DfID must ‘stand by its word’ and fund global road safety say MPs 

07/10/2011  | | Print

 
DFID Director General Michael Anderson, seen here at a Decade of Action event in April 2011, has publicly supported action on global road deaths. 
UK Prime Minister David Cameron has described the Decade of Action as ‘a vital opportunity…we simply cannot go on like this’.

An influential report by MPs published on 7 October calls on the UK Government to honour a financial commitment to support road safety in developing countries.

The House of Commons International Development Select Committee report reveals that the Department for International Development (DfID) has reneged on its pledge made in 2009 at the high-level Moscow Ministerial on global road safety to give grant support to protect vulnerable road users affected by donor-led road building projects in developing countries.

The report highlights that road crashes are forecast to become the leading cause of death for young people over five years old worldwide. Yet while the Government has acknowledged the scale of road casualties in developing countries, Ministers have decided not to release the £1.5 million pledged in 2009 to the World Bank Global Road Safety Facility.

The report says:

“DFID claims to place a high priority on road safety, yet it does not directly fund road safety work. It is failing to honour the pledge it made in 2009 to give grant support to the World Bank Global Road Safety Facility of £1.5 million. DFID should review its decision; it should stand by its word and find this funding.”

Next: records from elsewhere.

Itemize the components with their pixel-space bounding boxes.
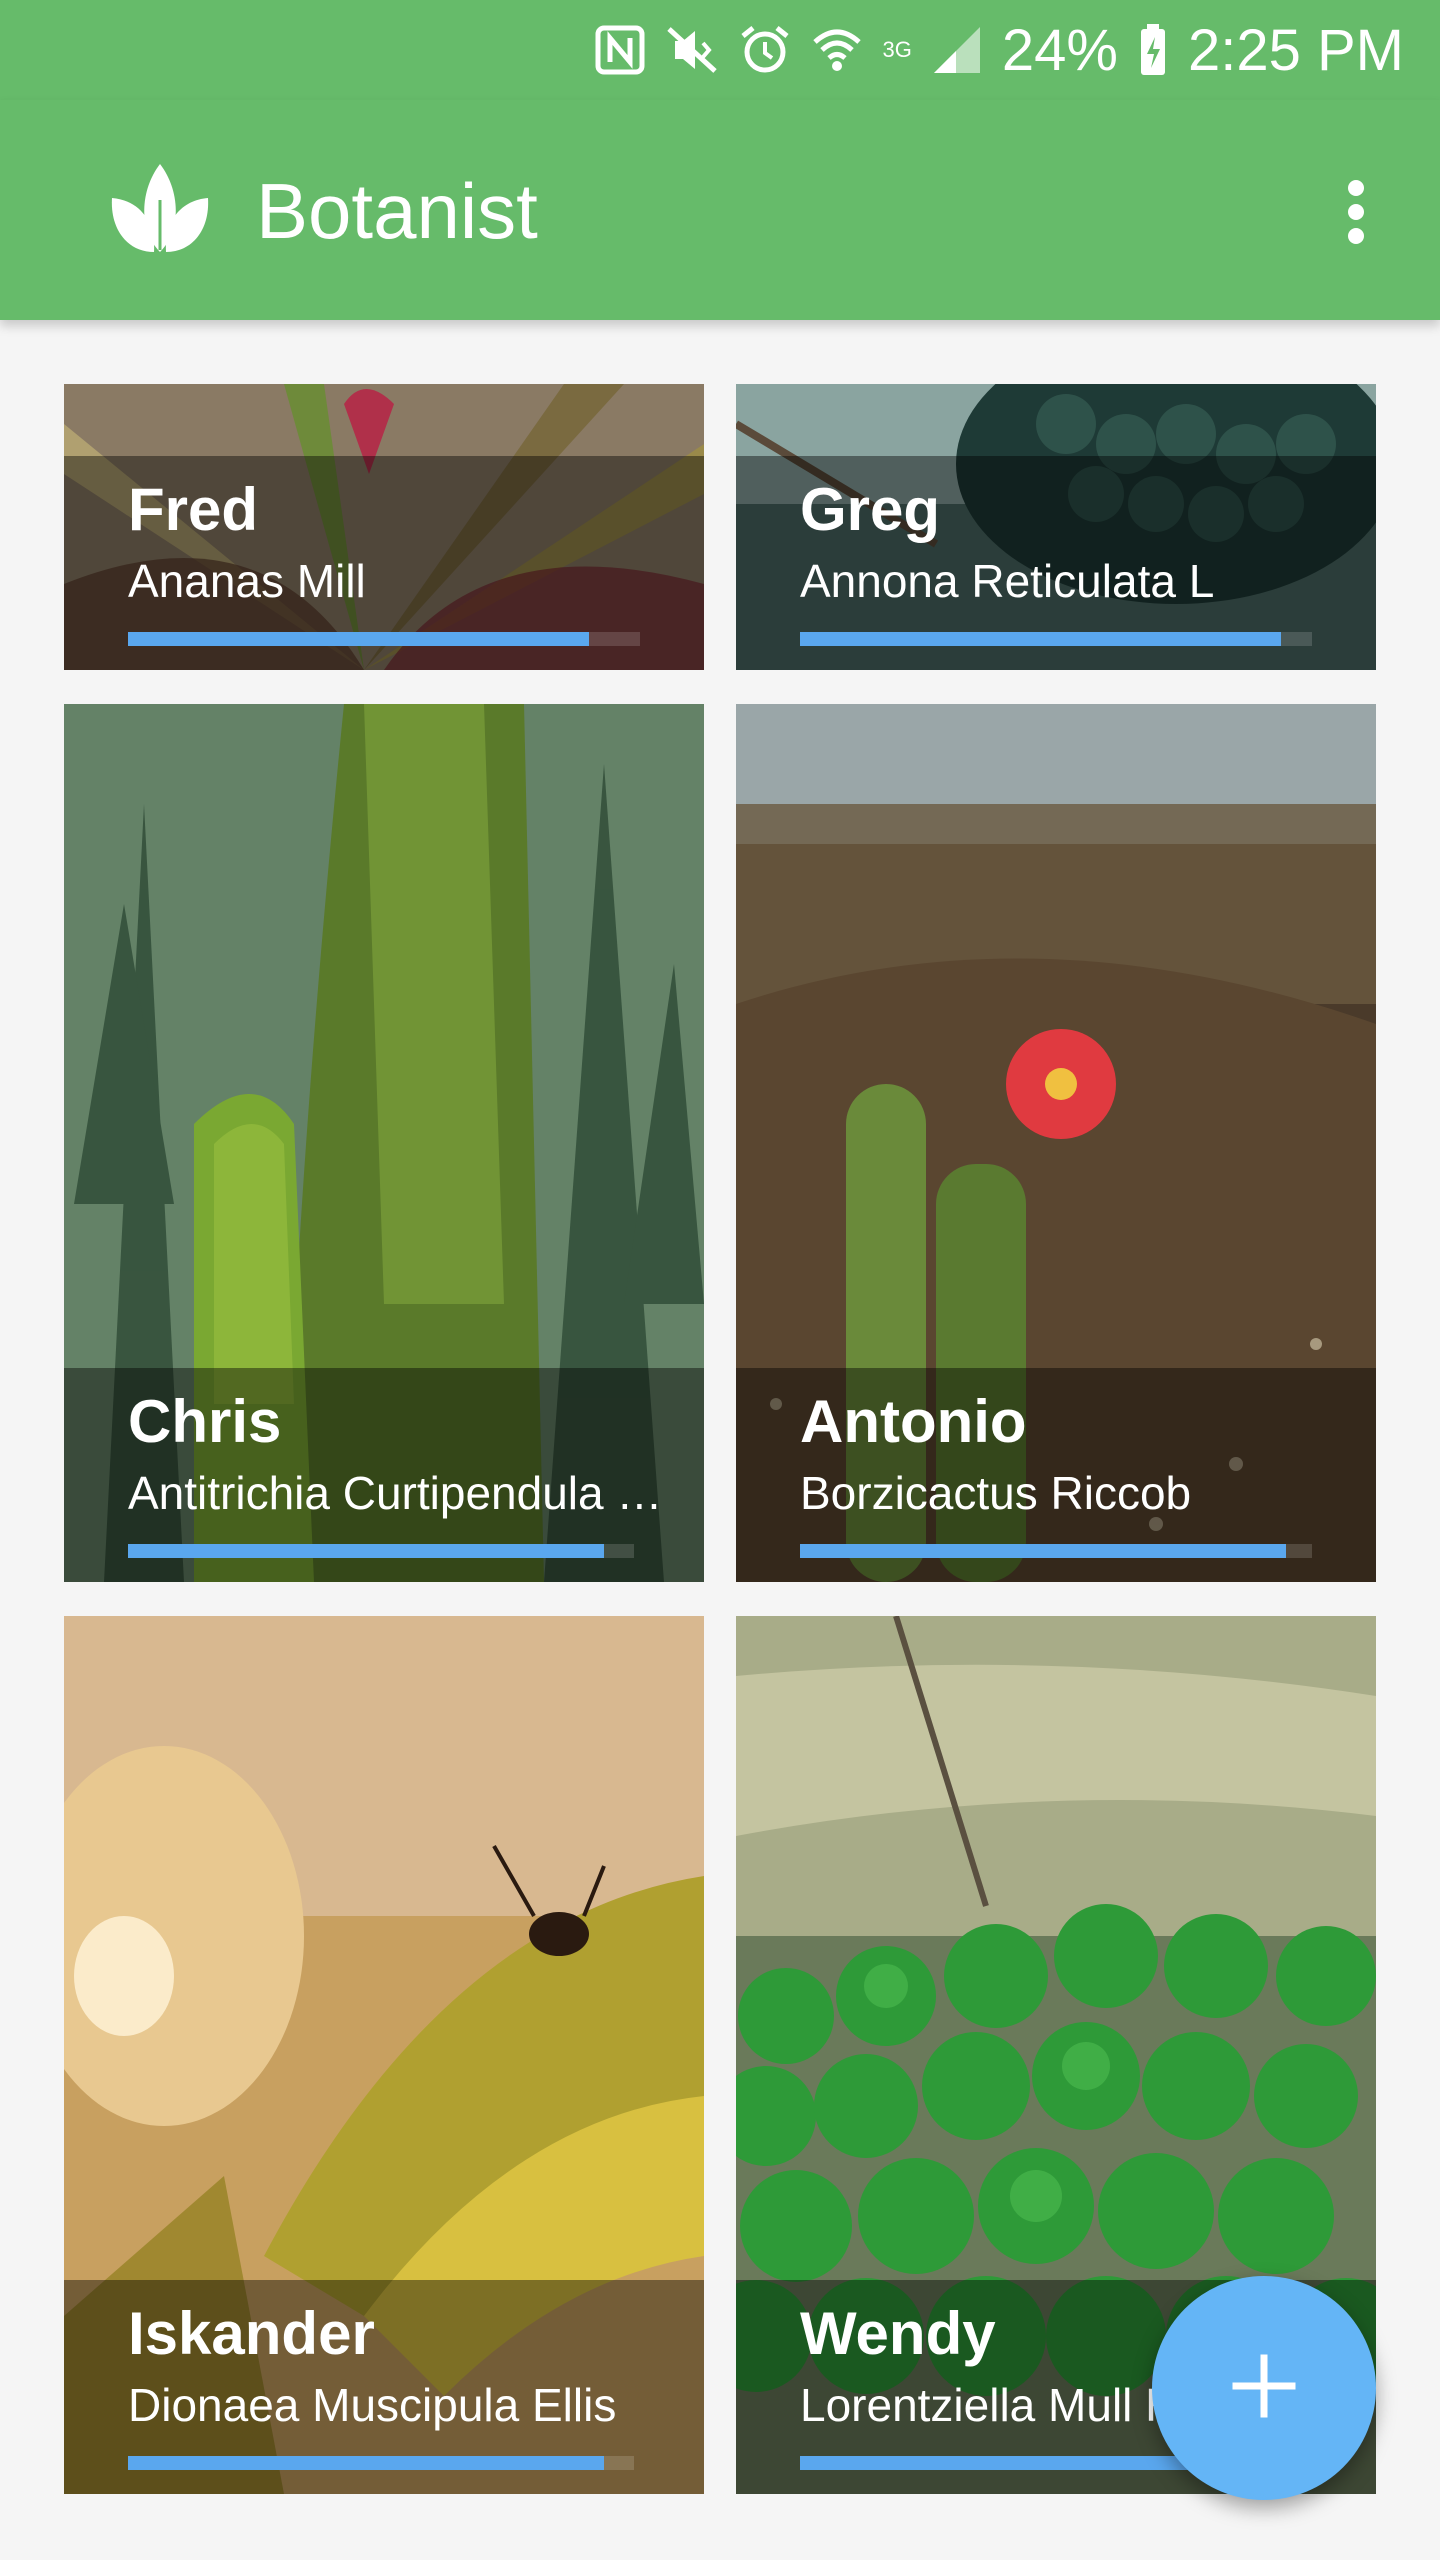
plant-name: Greg [800,476,941,543]
plant-name: Antonio [800,1388,1027,1455]
leaf-icon [108,160,212,256]
progress-fill [128,632,589,646]
progress-fill [128,2456,604,2470]
plant-name: Fred [128,476,259,543]
water-progress-bar [128,1544,634,1558]
app-bar: Botanist [0,100,1440,320]
water-progress-bar [800,632,1312,646]
plant-species: Borzicactus Riccob [800,1467,1192,1519]
plant-species: Dionaea Muscipula Ellis [128,2379,617,2431]
plant-card-fred[interactable]: Fred Ananas Mill [64,384,704,670]
progress-fill [800,1544,1287,1558]
plant-card-greg[interactable]: Greg Annona Reticulata L [736,384,1376,670]
water-progress-bar [800,1544,1312,1558]
water-progress-bar [128,2456,634,2470]
plant-grid: Fred Ananas Mill Greg Annona Reticulata … [0,0,1440,2560]
progress-fill [128,1544,604,1558]
progress-fill [800,632,1282,646]
add-plant-button[interactable] [1152,2276,1376,2500]
plant-name: Chris [128,1388,282,1455]
plant-name: Wendy [800,2300,996,2367]
plant-species: Lorentziella Mull H [800,2379,1179,2431]
plant-card-iskander[interactable]: Iskander Dionaea Muscipula Ellis [64,1616,704,2494]
plant-species: Antitrichia Curtipendula <… [128,1467,668,1519]
plant-card-chris[interactable]: Chris Antitrichia Curtipendula <… [64,704,704,1582]
plant-species: Annona Reticulata L [800,555,1215,607]
plant-name: Iskander [128,2300,375,2367]
app-title: Botanist [256,167,538,255]
water-progress-bar [128,632,640,646]
plant-card-antonio[interactable]: Antonio Borzicactus Riccob [736,704,1376,1582]
plus-icon [1232,2354,1296,2423]
plant-species: Ananas Mill [128,555,366,607]
more-vert-icon[interactable] [1336,176,1376,248]
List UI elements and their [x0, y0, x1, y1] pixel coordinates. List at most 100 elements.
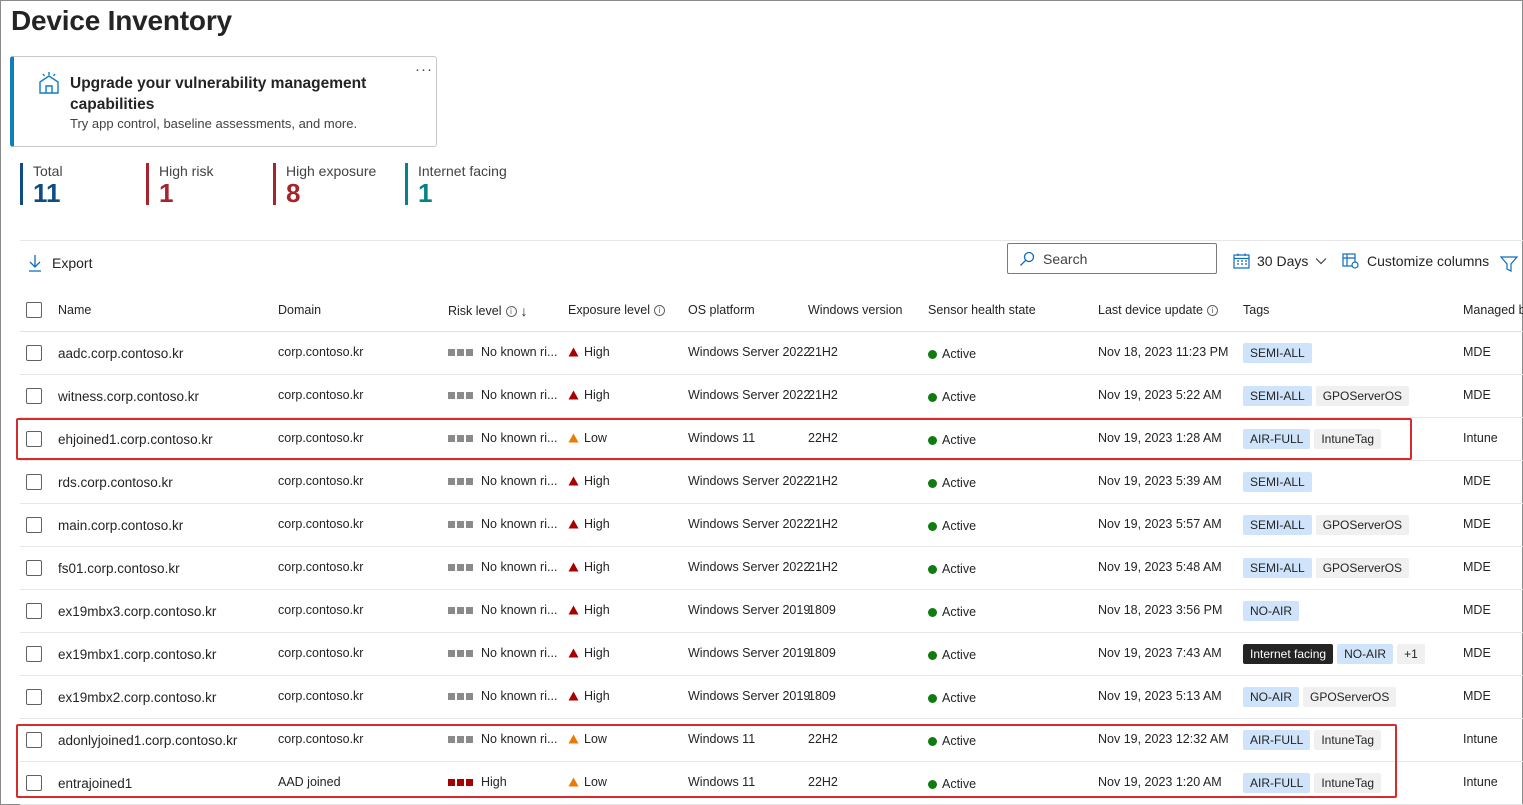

The independent Commission for Global Road Safety, chaired by Lord Robertson of Port Ellen, gave evidence to the Commons International Development Committee highlighting that DfID had failed to provide the promised support for the Facility.

In response to the report, David Ward, Executive Secretary of the Commission and FIA Foundation Director General said:

“It is astonishing that the Government has dropped this commitment to road safety. DfID has actually acknowledged that road traffic injuries, which kill more people than Malaria, must be a priority yet is failing to provide any serious support to international efforts to tackle this crisis. We commend MPs on the Development Select Committee for calling on Ministers to honour the pledge.”

The UK Government was one of the signatories to the United Nations Decade of Action for Road Safety, which aims to save five million lives and prevent 50 million serious injuries on the world’s roads over the next 10 years.

During the launch of the Decade of Action earlier this year, Prime Minister David Cameron said that reducing the death rate in developing countries must be an “urgent priority for the international community”.

The International Development Select Committee report said that in reviewing the evidence it had been “struck by the high burden of deaths caused by road traffic accidents in developing countries”. The Committee now intends to carry out a fuller inquiry into DfID’s support for road safety, the report says.